We all have the ability to make choices, and even if we personally lack the power to control a project because we aren’t on the City payroll, we can dissent. There were people who did just that regarding the Park River burial and the construction of I-84. Those voices were not many, and they get drowned out by the repetition of false narratives on those particular projects, but there were people who dissented then. We know because of documentation, letters to the editor.
Hartford is experiencing an extreme drought. California’s wildfires no longer have a season. Our climate is changing whether one believes it is or not, and scientists know that we have had a hand in this change. It isn’t just happening.
We know that we have mishandled our own habitat, acting against our own best interests, and yet there are numerous examples of how humans, locally, continue to behave as if we have hundreds of years to fix the problem.
There is still a trash incinerator in Hartford that takes in garbage from dozens of other towns. Rather than absorb the health risks themselves, the suburbs have outsourced their problem to us, and then had the audacity to make remarks about Hartford smelling bad. For years this practice was greenwashed, referring to itself as a “trash-to-energy plant” so that perhaps residents would forget what was being pumped out into the sky.
While in a drought, there are people still intent on watering their lawns. I can’t tell you how many State of Connecticut-owned properties and large insurance companies I walk by that continue to use dumb sprinkler systems. By dumb, I mean that these sprinklers have been running during the few rainstorms we’ve had this year. I have seen these sprinklers set up such that most of the water is not even on the lawn, but hitting the sidewalk.
Every single-use mask tossed lazily on the ground is an act of environmental and self-degradation.
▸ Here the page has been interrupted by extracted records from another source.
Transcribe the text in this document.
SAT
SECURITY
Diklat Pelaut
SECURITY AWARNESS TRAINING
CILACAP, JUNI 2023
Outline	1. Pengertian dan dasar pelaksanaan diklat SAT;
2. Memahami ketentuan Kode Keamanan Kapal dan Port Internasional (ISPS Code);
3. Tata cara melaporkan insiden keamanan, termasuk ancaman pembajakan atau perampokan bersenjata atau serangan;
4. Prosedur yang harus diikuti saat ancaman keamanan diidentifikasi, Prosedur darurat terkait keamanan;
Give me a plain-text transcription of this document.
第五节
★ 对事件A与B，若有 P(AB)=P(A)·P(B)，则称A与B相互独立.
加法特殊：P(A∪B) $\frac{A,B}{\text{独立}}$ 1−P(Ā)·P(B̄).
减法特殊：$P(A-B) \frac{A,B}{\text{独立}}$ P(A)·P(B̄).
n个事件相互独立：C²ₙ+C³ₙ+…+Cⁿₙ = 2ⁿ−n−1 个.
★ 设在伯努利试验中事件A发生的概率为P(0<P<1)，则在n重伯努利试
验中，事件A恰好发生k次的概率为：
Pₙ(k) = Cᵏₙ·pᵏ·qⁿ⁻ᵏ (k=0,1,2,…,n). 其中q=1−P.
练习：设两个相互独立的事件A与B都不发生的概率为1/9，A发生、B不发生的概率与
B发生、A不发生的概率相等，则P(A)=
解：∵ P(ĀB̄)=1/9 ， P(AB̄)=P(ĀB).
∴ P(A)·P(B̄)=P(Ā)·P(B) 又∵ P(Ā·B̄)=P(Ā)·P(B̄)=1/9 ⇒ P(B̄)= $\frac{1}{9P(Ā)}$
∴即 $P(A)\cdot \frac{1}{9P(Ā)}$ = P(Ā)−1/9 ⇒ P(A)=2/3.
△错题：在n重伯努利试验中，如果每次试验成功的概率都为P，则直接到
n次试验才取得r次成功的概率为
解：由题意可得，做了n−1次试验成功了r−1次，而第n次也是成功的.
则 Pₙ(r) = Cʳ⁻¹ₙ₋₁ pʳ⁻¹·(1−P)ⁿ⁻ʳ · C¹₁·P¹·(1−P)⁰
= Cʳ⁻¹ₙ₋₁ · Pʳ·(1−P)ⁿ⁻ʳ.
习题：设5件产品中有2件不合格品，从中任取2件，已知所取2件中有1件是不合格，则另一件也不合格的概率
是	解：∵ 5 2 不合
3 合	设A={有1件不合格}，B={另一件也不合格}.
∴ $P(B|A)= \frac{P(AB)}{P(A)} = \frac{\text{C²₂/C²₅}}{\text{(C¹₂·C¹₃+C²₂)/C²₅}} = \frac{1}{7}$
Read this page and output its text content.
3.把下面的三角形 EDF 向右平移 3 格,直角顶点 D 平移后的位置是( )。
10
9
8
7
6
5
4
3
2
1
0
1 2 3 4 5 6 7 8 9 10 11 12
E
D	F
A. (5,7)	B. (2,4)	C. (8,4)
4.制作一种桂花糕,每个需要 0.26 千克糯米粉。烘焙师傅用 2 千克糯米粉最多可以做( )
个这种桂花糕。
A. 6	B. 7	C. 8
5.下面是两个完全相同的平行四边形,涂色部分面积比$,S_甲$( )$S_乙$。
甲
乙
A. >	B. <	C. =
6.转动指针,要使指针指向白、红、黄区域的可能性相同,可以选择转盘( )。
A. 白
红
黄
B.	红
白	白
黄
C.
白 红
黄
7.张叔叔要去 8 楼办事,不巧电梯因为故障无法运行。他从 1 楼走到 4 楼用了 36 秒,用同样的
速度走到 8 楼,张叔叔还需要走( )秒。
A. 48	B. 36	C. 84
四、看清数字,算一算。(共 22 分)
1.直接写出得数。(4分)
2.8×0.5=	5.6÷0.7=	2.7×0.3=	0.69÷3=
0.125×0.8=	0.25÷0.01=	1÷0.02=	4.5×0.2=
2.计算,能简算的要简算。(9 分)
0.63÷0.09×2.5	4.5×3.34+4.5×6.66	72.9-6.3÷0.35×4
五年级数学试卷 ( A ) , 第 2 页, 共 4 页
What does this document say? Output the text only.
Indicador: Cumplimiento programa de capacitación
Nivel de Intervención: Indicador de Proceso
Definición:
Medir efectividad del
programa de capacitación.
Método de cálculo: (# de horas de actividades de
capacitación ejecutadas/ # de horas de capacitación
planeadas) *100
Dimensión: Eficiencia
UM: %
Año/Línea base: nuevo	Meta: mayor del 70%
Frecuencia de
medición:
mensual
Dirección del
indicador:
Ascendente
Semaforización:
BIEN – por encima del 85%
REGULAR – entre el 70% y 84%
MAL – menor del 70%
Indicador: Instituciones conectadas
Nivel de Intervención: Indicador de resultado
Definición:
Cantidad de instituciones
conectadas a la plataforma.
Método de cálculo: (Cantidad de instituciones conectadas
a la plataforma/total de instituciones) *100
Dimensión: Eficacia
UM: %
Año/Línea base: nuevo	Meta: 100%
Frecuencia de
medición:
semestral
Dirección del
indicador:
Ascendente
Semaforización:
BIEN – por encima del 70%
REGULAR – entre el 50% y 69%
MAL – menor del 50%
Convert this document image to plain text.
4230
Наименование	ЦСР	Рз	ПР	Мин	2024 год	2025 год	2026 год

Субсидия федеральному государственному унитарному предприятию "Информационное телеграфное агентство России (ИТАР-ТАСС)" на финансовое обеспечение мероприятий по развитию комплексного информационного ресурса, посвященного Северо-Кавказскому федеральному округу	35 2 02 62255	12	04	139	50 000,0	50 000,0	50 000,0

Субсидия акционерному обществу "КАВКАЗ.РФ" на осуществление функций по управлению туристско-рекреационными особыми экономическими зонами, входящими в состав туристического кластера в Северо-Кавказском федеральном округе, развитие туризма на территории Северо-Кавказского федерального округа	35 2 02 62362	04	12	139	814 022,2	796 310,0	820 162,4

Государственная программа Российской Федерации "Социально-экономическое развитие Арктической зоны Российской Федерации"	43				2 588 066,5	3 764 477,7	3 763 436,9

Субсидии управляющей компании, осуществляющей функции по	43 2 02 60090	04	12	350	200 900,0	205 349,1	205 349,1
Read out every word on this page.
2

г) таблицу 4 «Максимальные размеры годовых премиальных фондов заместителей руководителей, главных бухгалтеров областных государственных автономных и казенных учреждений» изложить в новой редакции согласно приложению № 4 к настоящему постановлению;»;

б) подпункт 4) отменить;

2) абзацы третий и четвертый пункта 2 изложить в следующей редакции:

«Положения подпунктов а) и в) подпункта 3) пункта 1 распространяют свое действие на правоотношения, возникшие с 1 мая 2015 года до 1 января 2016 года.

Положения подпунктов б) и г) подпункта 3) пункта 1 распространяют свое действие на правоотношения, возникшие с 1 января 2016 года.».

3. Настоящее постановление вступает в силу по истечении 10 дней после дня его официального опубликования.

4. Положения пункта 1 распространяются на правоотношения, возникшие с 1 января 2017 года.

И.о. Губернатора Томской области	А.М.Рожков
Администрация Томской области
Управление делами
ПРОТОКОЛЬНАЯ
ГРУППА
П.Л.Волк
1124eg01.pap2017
COVID-19 attacks the lungs. It attacks the respiratory system. During the pandemic, people have doubled down on adding to air pollution by creating drive-by and drive-thru everything. On mornings when neither heat nor a/c have been needed, I have heard people idling their vehicles. The modern automobile does not need you to warm up its engine; it has been over forty years since a new car has required that.
It’s called cognitive dissonance: people yearning for the very “Good ‘Ol Days” they had a hand in dismantling; people making thoughtless choices about how to live on Earth while gazing into the abyss of plagues, fires, and droughts and asking “Why?!”